When I last wrote there were 80,000 dead in the UK. Now there are 148,000 dead.
What was I doing while 68,000 died in just over 2 months?
Not much. And plenty.
It’s now month 4 of lockdown #3. All restaurants, bars, libraries, museums, and indoor leisure facilities are closed. Schools finally re-opened after three months of closure and we have been given a date for our lifestyles to resume (26 April 2021), but the virus is refusing to be quashed. New infections in Scotland are hovering at 5-700 a day, many in school age children, and there’s this niggling worry in the back of most thinking-people’s minds that the virus might mutate again, or the South African or Brazilian variants might get a foothold, and our defences ie. the vaccines which are being rolled out in the UK at a phenomenal pace, will be breached, and we will all be sent straight back to jail, do not collect £200. Please no.
I have been creating into this abyss. Not words, they have felt strangely too small and discomforting. My impulse has been to create spaces in the world where we can safely be together. COVID defying outdoor landscapes full of colour and light and love.
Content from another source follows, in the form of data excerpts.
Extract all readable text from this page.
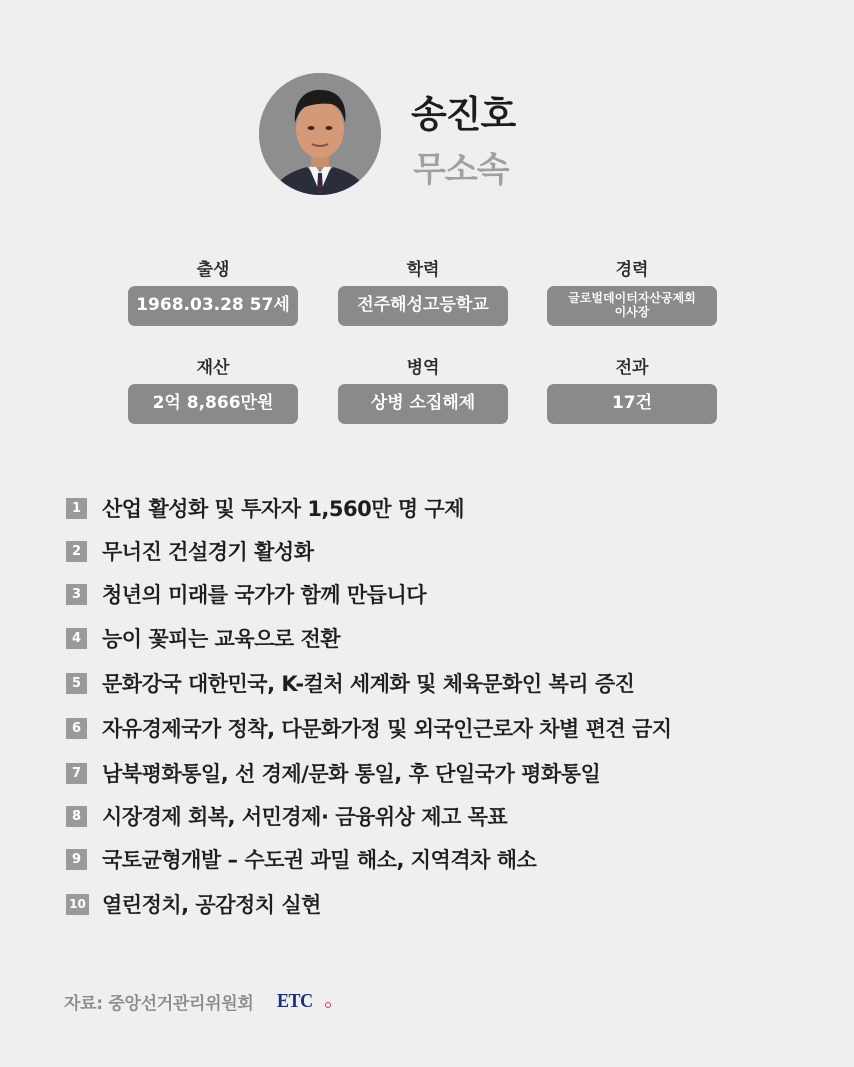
송진호
무소속
출생
1968.03.28 57세
학력
전주해성고등학교
경력
글로벌데이터자산공제회
이사장
재산
2억 8,866만원
병역
상병 소집해제
전과
17건
1 산업 활성화 및 투자자 1,560만 명 구제
2 무너진 건설경기 활성화
3 청년의 미래를 국가가 함께 만듭니다
4 능이 꽃피는 교육으로 전환
5 문화강국 대한민국, K-컬처 세계화 및 체육문화인 복리 증진
6 자유경제국가 정착, 다문화가정 및 외국인근로자 차별 편견 금지
7 남북평화통일, 선 경제/문화 통일, 후 단일국가 평화통일
8 시장경제 회복, 서민경제· 금융위상 제고 목표
9 국토균형개발 – 수도권 과밀 해소, 지역격차 해소
10 열린정치, 공감정치 실현
자료: 중앙선거관리위원회 ETC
First I built @OutdoorPlaybarn, which has become a mainstay for many Glasgow toddler mums – myself included – through this interminable lockdown, and just last weekend I opened The Belle Tent Field, a series of bell tents and play tents surrounded by outdoor games and toys on the edge of Pollok Park, where children can mark their birthdays and experience the joy of celebration.
And now, with some young souls I have met along the way, I am plotting the next thing: The Pony Club. We used to run a horse riding school. It was my mother-in-law’s business. After she died we kept it going, but eventually it was too much for us and so we transitioned into a DIY livery yard with just a handful of horses. The riding school had 5 stable blocks, and one particular block, nicknamed the ‘pony stables’ was soon squatted by a family of pigeons whose disgusting habits could have started another pandemic. But they are gone now. The stables have been decontaminated, the builders are stripping out wood, the walls are getting whitewashed, and we are moving in with big rugs and wooden tables and couches, and under the beautiful original wooden ceiling, something new is going to grow.
The Pony Club will be an indoor space, and it feels audacious to imagine us back inside together, but yesterday I acknowledged how much I missed that. Writing workshops. Art classes. Discussion groups. Crafternoons gathered around a wood-burning stove, exchanging ideas, sharing our creations, laughing. God, how I miss the casual laughter of a gaggle of close friends, rather than the anxious exchanges with just one other as you pad side by side through the park, trying not to breathe on each other. But I am no a fool. This pandemic has taught me the difference between idealism and optimism, between magical thinking and science, so The Pony Club has a big new window, 2 doors which will be left wide open (with screens to stop the pigeons coming back) and in Phase 2 – underfloor heating and an improved roof – there will be skylights that open. Ventilate, ventilate. Float away virus. Away from our bodies, away from our dreams, away from our little lives that mean so much to us.
I should probably take pictures of the renovations, in the same way that I should probably be taking detailed notes of the pandemic, but it’s too hard to take snapshots of the murk. I try to write things down, to remember this time, this time we really lived through, this time that future generations will want to read about. Providing it doesn’t kill us all. Because there it is. The fear that we don’t dare speak aloud, but still we wonder. Other creatures have lost their habitats. Other creatures have gone extinct. Why not us? Will our intelligence save us? Is science enough? And to quell those fears, we put up some more bunting, write some songs, make some music, bake some cakes. Because while science is trying to save us, creativity is making the inbetween tolerable, sometimes even beautiful.